Indonesia/Malaysia Home to Thriving Tyre Retail Markets

Created: November 02, 2010

    As the Asian region’s car parc continues to swell in the wake of economic recovery, the demand for aftermarket products and services is also said to be increasing. GfK Asia, which conducts retail audits in the automotive aftermarket in major Asian cities like Bangkok, Kuala Lumpur, Jakarta, Manila and Seoul, recently looked into the relationship between car “populations” in these cities relative to the number tyre servicing garages and compared the saturation levels in differing economies. While each tyre servicing garage in developing cities such as Kuala Lumpur, Bangkok, Jakarta and Manila serviced an average of 2250 vehicles, this figure is almost halved, at 1172:1 in a “developed” city such as Seoul. The Malaysian figure is almost four times the 674:1 average ratio GfK published in April 2009.
    “Our study shows that there has been a considerable increase in the number of automotive related retailers in the region. Take Jakarta for example.
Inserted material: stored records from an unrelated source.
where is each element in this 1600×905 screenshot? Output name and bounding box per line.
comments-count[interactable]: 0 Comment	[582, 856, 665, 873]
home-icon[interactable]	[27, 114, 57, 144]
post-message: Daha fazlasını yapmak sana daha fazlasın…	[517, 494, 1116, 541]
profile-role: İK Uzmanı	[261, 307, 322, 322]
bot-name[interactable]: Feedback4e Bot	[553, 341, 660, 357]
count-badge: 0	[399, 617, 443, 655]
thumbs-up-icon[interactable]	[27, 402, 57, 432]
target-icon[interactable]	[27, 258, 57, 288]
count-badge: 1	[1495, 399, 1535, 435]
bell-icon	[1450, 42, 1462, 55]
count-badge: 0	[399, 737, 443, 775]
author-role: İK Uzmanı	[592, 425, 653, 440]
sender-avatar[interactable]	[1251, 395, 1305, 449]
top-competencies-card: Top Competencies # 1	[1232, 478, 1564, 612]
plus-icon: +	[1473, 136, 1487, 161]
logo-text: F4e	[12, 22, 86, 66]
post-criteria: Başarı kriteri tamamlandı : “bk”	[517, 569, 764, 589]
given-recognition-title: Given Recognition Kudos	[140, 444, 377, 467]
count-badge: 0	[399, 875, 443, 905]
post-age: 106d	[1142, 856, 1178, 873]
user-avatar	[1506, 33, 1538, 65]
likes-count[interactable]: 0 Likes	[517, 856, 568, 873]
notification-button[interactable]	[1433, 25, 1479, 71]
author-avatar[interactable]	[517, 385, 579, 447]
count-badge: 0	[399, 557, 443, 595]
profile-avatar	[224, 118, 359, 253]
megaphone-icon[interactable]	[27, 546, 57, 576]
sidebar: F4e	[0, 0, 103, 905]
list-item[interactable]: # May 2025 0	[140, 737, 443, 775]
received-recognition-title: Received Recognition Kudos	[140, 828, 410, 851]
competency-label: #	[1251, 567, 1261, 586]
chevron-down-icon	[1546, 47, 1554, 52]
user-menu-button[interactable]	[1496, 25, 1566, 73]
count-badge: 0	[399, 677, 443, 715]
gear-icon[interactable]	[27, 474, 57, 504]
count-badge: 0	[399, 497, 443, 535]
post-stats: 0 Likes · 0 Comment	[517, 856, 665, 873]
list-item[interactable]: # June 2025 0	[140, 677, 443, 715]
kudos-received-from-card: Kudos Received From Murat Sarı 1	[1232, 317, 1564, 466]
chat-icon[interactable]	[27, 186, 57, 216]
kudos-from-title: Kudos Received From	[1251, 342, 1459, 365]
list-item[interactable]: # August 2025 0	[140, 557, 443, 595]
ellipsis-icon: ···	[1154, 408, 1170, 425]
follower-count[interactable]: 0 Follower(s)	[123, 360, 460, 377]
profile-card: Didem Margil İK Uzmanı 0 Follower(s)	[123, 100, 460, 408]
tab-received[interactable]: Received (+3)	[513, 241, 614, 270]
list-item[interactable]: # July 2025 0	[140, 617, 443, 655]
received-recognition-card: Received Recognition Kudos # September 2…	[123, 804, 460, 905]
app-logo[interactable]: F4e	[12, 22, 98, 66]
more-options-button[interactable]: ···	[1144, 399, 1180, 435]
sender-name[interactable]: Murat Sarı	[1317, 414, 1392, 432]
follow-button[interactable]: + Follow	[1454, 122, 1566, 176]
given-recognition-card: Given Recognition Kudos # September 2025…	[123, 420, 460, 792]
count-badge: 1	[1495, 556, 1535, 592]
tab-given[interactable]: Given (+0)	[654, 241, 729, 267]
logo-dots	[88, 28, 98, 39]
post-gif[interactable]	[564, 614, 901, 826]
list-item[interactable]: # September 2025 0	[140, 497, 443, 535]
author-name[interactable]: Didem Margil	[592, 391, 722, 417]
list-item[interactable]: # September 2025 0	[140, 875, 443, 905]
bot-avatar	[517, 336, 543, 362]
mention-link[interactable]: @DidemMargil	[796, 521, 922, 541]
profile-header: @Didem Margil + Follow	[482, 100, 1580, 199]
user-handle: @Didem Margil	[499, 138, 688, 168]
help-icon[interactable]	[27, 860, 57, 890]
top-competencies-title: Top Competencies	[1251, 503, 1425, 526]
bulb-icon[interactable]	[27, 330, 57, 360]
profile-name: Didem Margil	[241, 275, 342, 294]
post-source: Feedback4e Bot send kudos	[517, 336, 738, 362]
GfK’s most recent universe count conducted in May 2010 registered a 23 per cent increase in the total number of car garages and tyre specialists as compared to the previous one carried out in April 2009,” commented Stanley Kee, regional commercial director of GfK Asia.
    “The automotive industry is one of the region’s key economic drivers because many economic activities rely on or are linked to this industry,” added Kee. “Vice versa, improving consumer sentiments have also boosted the performance of the industry when the global economy started picking up.”
    GfK findings also reported revenue increases in the passenger car tyre aftermarket across Indonesia, Malaysia, and Korea when comparing the respective countries’ latest quarter’s sales values with the same quarter in 2009. Developing economies like Malaysia and Indonesia grew at a higher rate of 8.3 and 17.9 per cent respectively, while the replacement car tire industry in South Korea, a developed market, grew at a much lesser extent at 2.5 per cent.
    “As cars become more stylish, tyre trends move in similar tandem to match in sophistication, leaning towards higher speed ratings, and heavier tires as a result of larger rims as well as wider tyre widths. In addition to the increased weight, rising costs of raw materials have been causing prices of tyres to rise over the past year,” noted Mr. Kee.
    In the last 12 months, total value of the replacement car tyre industry in Jakarta alone reportedly totalled US$79 million with the price per tyre averaging $ 72, while in Malaysia’s Klang Valley, the market value came up to more than $224 million, with each tire costing $67 on average.
    Looking forward, Mr. Kee concluded, “With vehicle population in developing countries on a constant uptrend, there is definitely more room for retail network expansion and also for the entrance of more players to meet the high demand of the constantly evolving automotive industry. The industry would be better able to provide truly localized, quicker and dedicated professional service to vehicle owners.